I am also very concerned about the appearance of reversal signals, especially when positive K-lines are interrupted and turn negative. In fact, over the past month, this pattern has been consistent: whenever a series of bullish candles is followed by a negative K-line, the trend gets disrupted—it's not a "bull trap" as you might think, nor is it the momentum for another sharp surge. Historical evidence shows that in a weak market, the end of a rebound and the cessation of bullish K-lines will often lead to a continued decline. We can believe it won't break the recent lows, but you must accept the oscillation in a weak market. This is the pattern and the iron law of Lao Xiao's technical analysis!
Yesterday's decline has wiped out about 5,000 points of gains over the past two days, and the daily chart has formed a pattern of consecutive negative candles. Regarding the next move, Lao Xiao believes that the probability of consolidation is higher. Even if there is a breakdown, it is unlikely to happen this week. The first reason is that the previous series of bullish candles included many doji or small bullish K-lines, indicating that when the price returns, it will undergo a second correction, likely around the 70,000 level!

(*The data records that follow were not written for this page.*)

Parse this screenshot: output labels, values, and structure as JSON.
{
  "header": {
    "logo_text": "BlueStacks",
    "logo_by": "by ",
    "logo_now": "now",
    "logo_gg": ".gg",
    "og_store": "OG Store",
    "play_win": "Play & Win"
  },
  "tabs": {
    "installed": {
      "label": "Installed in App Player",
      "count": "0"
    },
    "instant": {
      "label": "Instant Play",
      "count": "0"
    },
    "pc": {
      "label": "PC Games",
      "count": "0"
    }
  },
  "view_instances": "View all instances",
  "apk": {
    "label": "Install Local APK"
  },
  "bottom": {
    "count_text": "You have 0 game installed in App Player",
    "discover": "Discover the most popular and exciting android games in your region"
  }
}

Yesterday's daily trend was quite weak. After breaking through 73,000 automatically, the bulls showed almost no counterattack strength. In the early morning, it only reached 72,000 before coming under pressure again. Today’s main theme allows participation from both bulls and bears. The primary outlook is bearish: this morning’s highest rebound was at 71,500, then it turned downward. If there is another rebound later, I expect this level will be broken. For a more cautious approach, Lao Xiao suggests that reaching around 73,000 could signal a move downward, using this level as both a daily resistance and a previous point of consecutive bullish candles, making a top-bottom reversal feasible. Opportunities may be scarce, but they will come!
As for the upward targets, they are easier to identify: focus on the resistance levels that have been tested and broken multiple times previously, especially the key acceleration zone after a breakout. That’s right, the 68,500–69,000 area. I believe your expectations are aligned with mine. So, without further ado, let’s wait for the right opportunity to jump in!